D’abord, je vous mettrai au courant de ma propre histoire.

Quand le Créateur me jeta dans l’espace, en m’ordonnant de tourner autour du soleil, je fus toute éberluée, mais, bien vite, je vis que je resterais solidement suspendue dans l’air, sans l’aide de cordes et de crochets, et je vis la terre et les planètes commencer, avec moi, leur ronde invariable, et le soleil se laisser faire la cour comme s’il avait toujours été le roi du firmament.

Plus tard, je fus adorée : j’étais une déesse, mes enfants ; on me brûlait de l’encens, on m’offrait des sacrifices et des prières et j’étais triomphante ! Ce fut une époque intéressante. Avec le temps, dieux et déesses furent détrônés, moi avec les autres ! Mais les hommes m’exaltaient, chantaient ma beauté et j’étais encore heureuse ; je suis bien femme : j’aime qu’on m’aime.

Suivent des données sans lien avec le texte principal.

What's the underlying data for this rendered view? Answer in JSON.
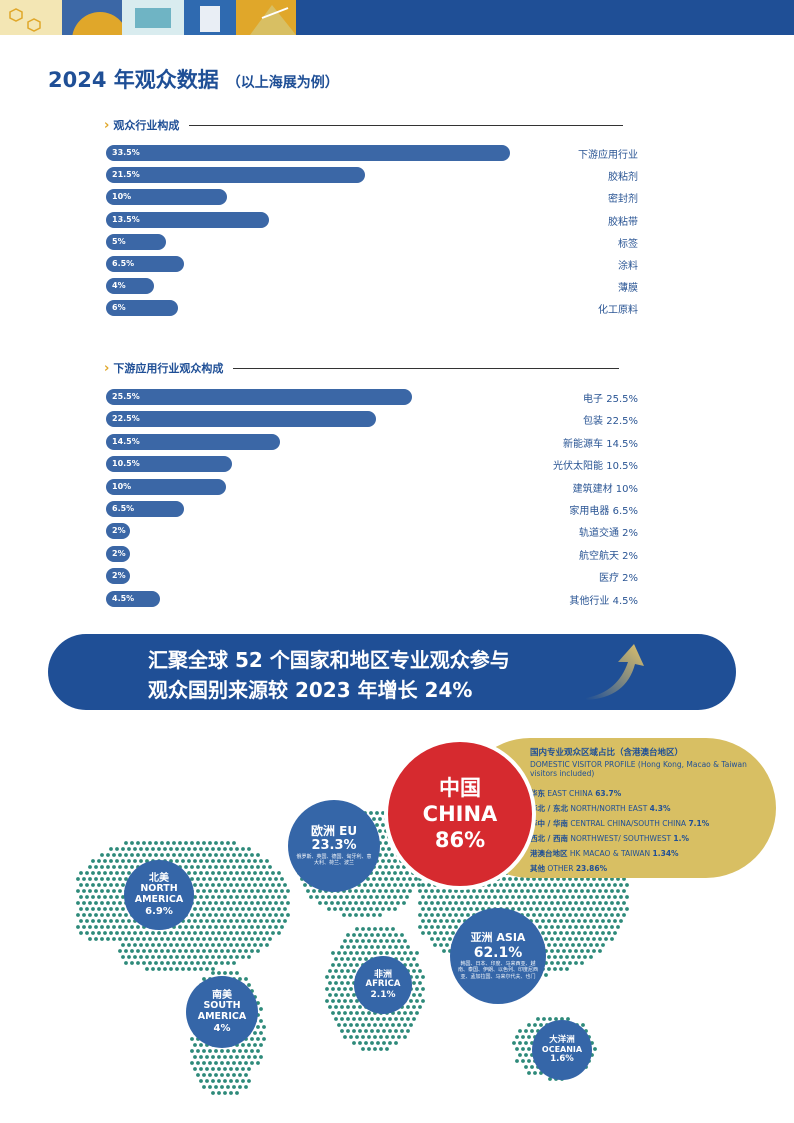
{
  "title": "2024 年观众数据",
  "title_sub": "（以上海展为例）",
  "colors": {
    "primary": "#1f4f96",
    "bar": "#3b67a6",
    "china": "#d62a2f",
    "gold": "#d8bf63",
    "accent": "#e0a72a"
  },
  "section1": {
    "heading": "观众行业构成",
    "bars": [
      {
        "pct": "33.5%",
        "value": 33.5,
        "label": "下游应用行业"
      },
      {
        "pct": "21.5%",
        "value": 21.5,
        "label": "胶粘剂"
      },
      {
        "pct": "10%",
        "value": 10,
        "label": "密封剂"
      },
      {
        "pct": "13.5%",
        "value": 13.5,
        "label": "胶粘带"
      },
      {
        "pct": "5%",
        "value": 5,
        "label": "标签"
      },
      {
        "pct": "6.5%",
        "value": 6.5,
        "label": "涂料"
      },
      {
        "pct": "4%",
        "value": 4,
        "label": "薄膜"
      },
      {
        "pct": "6%",
        "value": 6,
        "label": "化工原料"
      }
    ]
  },
  "section2": {
    "heading": "下游应用行业观众构成",
    "bars": [
      {
        "pct": "25.5%",
        "value": 25.5,
        "label": "电子 25.5%"
      },
      {
        "pct": "22.5%",
        "value": 22.5,
        "label": "包装 22.5%"
      },
      {
        "pct": "14.5%",
        "value": 14.5,
        "label": "新能源车  14.5%"
      },
      {
        "pct": "10.5%",
        "value": 10.5,
        "label": "光伏太阳能  10.5%"
      },
      {
        "pct": "10%",
        "value": 10,
        "label": "建筑建材   10%"
      },
      {
        "pct": "6.5%",
        "value": 6.5,
        "label": "家用电器 6.5%"
      },
      {
        "pct": "2%",
        "value": 2,
        "label": "轨道交通 2%"
      },
      {
        "pct": "2%",
        "value": 2,
        "label": "航空航天 2%"
      },
      {
        "pct": "2%",
        "value": 2,
        "label": "医疗  2%"
      },
      {
        "pct": "4.5%",
        "value": 4.5,
        "label": "其他行业 4.5%"
      }
    ]
  },
  "banner": {
    "line1": "汇聚全球 52 个国家和地区专业观众参与",
    "line2": "观众国别来源较 2023 年增长 24%"
  },
  "map": {
    "china": {
      "cn": "中国",
      "en": "CHINA",
      "pct": "86%"
    },
    "domestic": {
      "title": "国内专业观众区域占比（含港澳台地区）",
      "desc": "DOMESTIC VISITOR PROFILE (Hong Kong, Macao & Taiwan visitors included)",
      "rows": [
        {
          "cn": "华东",
          "en": " EAST CHINA ",
          "pct": "63.7%"
        },
        {
          "cn": "华北 / 东北",
          "en": " NORTH/NORTH EAST ",
          "pct": "4.3%"
        },
        {
          "cn": "华中 / 华南",
          "en": " CENTRAL CHINA/SOUTH CHINA ",
          "pct": "7.1%"
        },
        {
          "cn": "西北 / 西南",
          "en": " NORTHWEST/ SOUTHWEST ",
          "pct": "1.%"
        },
        {
          "cn": "港澳台地区",
          "en": " HK MACAO & TAIWAN ",
          "pct": "1.34%"
        },
        {
          "cn": "其他",
          "en": " OTHER ",
          "pct": "23.86%"
        }
      ]
    },
    "eu": {
      "name": "欧洲 EU",
      "pct": "23.3%",
      "sub": "俄罗斯、英国、德国、匈牙利、意大利、荷兰、波兰"
    },
    "north_america": {
      "cn": "北美",
      "en1": "NORTH",
      "en2": "AMERICA",
      "pct": "6.9%"
    },
    "asia": {
      "name": "亚洲 ASIA",
      "pct": "62.1%",
      "sub": "韩国、日本、印度、马来西亚、越南、泰国、伊朗、以色列、印度尼西亚、孟加拉国、马来尔代夫、也门"
    },
    "africa": {
      "cn": "非洲",
      "en": "AFRICA",
      "pct": "2.1%"
    },
    "south_america": {
      "cn": "南美",
      "en1": "SOUTH",
      "en2": "AMERICA",
      "pct": "4%"
    },
    "oceania": {
      "cn": "大洋洲",
      "en": "OCEANIA",
      "pct": "1.6%"
    }
  }
}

Le temps a marché, et depuis la découverte de l’électricité, tout va si vite, il y a tant à voir, à faire, à courir, qu’on ne s’occupe plus de moi !

Je ne suis guère courtisée que par les poètes, — pauvres gens à moitié fous, qu’on dédaigne comme moi, qui alignent des rimes et disent des choses divines, — et aussi, par les chouettes et les hiboux, les petites filles sentimentales et les amoureux, pourvu, bien entendu, que je sois discrète et que je tire à propos mes voiles de nuages !

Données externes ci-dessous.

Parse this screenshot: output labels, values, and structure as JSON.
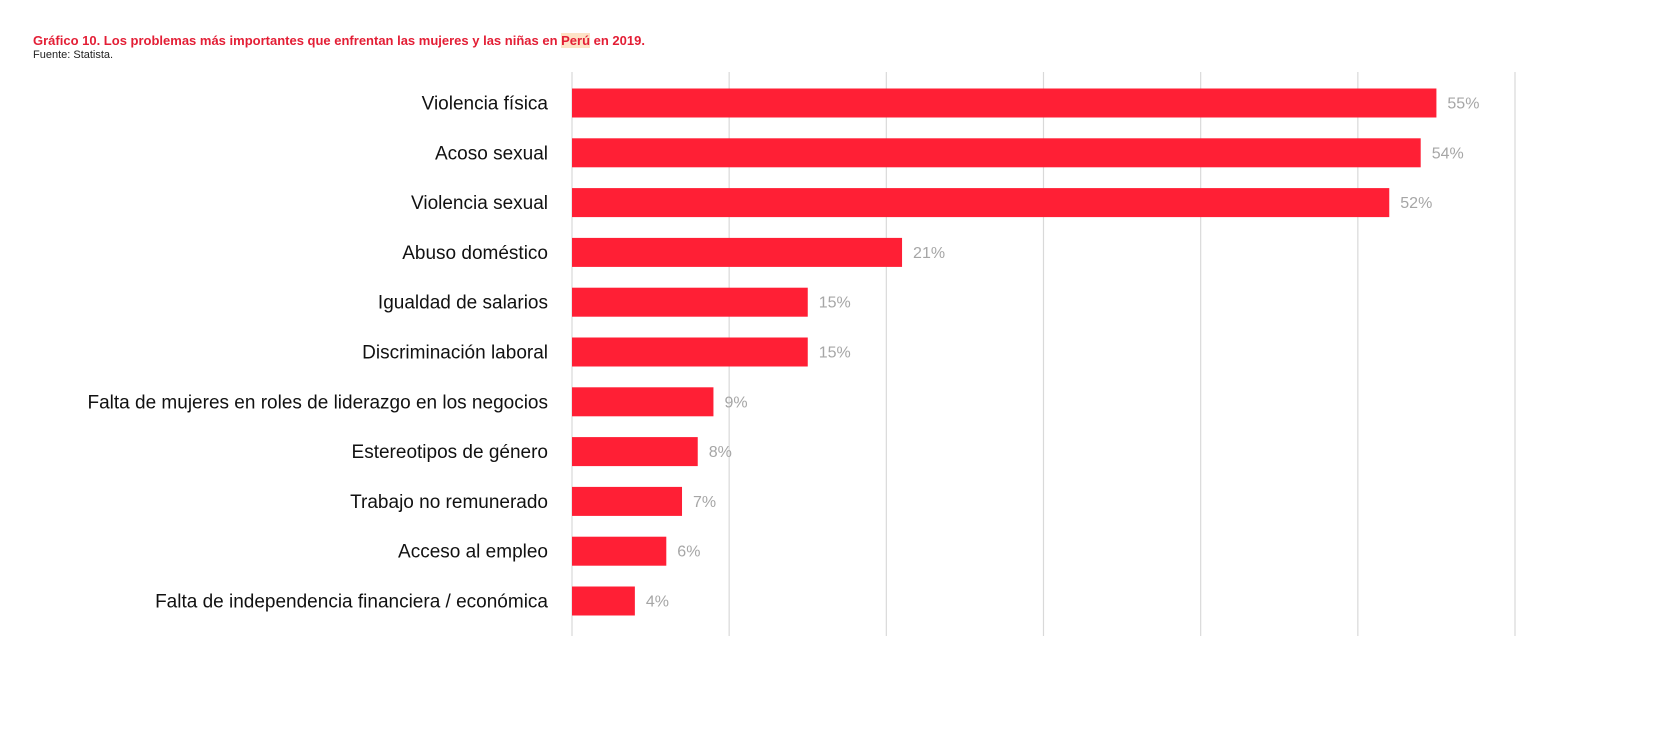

Malgré tout, je ne cesse d’éclairer la terre, et quand toutes les lumières sont éteintes, je conduis les voyageurs dans la bonne route et je souris béatement, même quand on fait, sous mes yeux, de très grosses sottises !

Mais, assez me vanter, il est temps de commencer mon conte.

Figurez-vous un jardin sans pareil, rempli de fleurs, de fruits, d’ombres, de lumières, d’arbres d’argent aux fleurs d’or, de bêtes paisibles de toutes espèces, douces et familières.

Et dans ce beau jardin, une jeune fille, si jolie, si fine, si blonde, que les anges, penchés sur leurs balcons de nuages, ne se lassent pas de l’admirer.

Moi, ronde et rose, jetant mes rayons brillants sur ce paradis d’où le jour disparaît, je flotte, entourée des étoiles qui s’allument une à une, et je regarde avec intérêt le petit être gracieux, seul de son espèce, qui d’un geste, me désigne à son compagnon : il lui ressemble en plus gros et en moins beau.

Et voilà, que, pour la première fois, je les entends émettre des sons, qui, ô prodige ! me communiquent leurs pensées. Et j’écoute de mes deux oreilles que vous n’avez jamais vues car elles nuiraient à la rondeur de mon visage.

— Vois-tu, Adam, cette belle grosse boule de lumière dont les rayons rendent encore plus magnifique notre paradis ? Je vais lui donner un nom : nous l’appellerons la Lune, si tu veux ?

— Lune, c’est doux ce mot, mais d’où vient-il, et pourquoi ce nom ?

Ève hausse les épaules un peu dédaigneusement :

— Pourquoi ? Parce que… d’ailleurs, elle a l’air d’une lune !

Abasourdi, et ne trouvant pas l’explication bien claire, Adam se tait pourtant : elle l’intimide, cette petite femme, avec son assurance, et après tout, cela lui est bien égal que la boule s’appelle la lune ! C’est une chose réglée et il ne s’en est pas mêlé !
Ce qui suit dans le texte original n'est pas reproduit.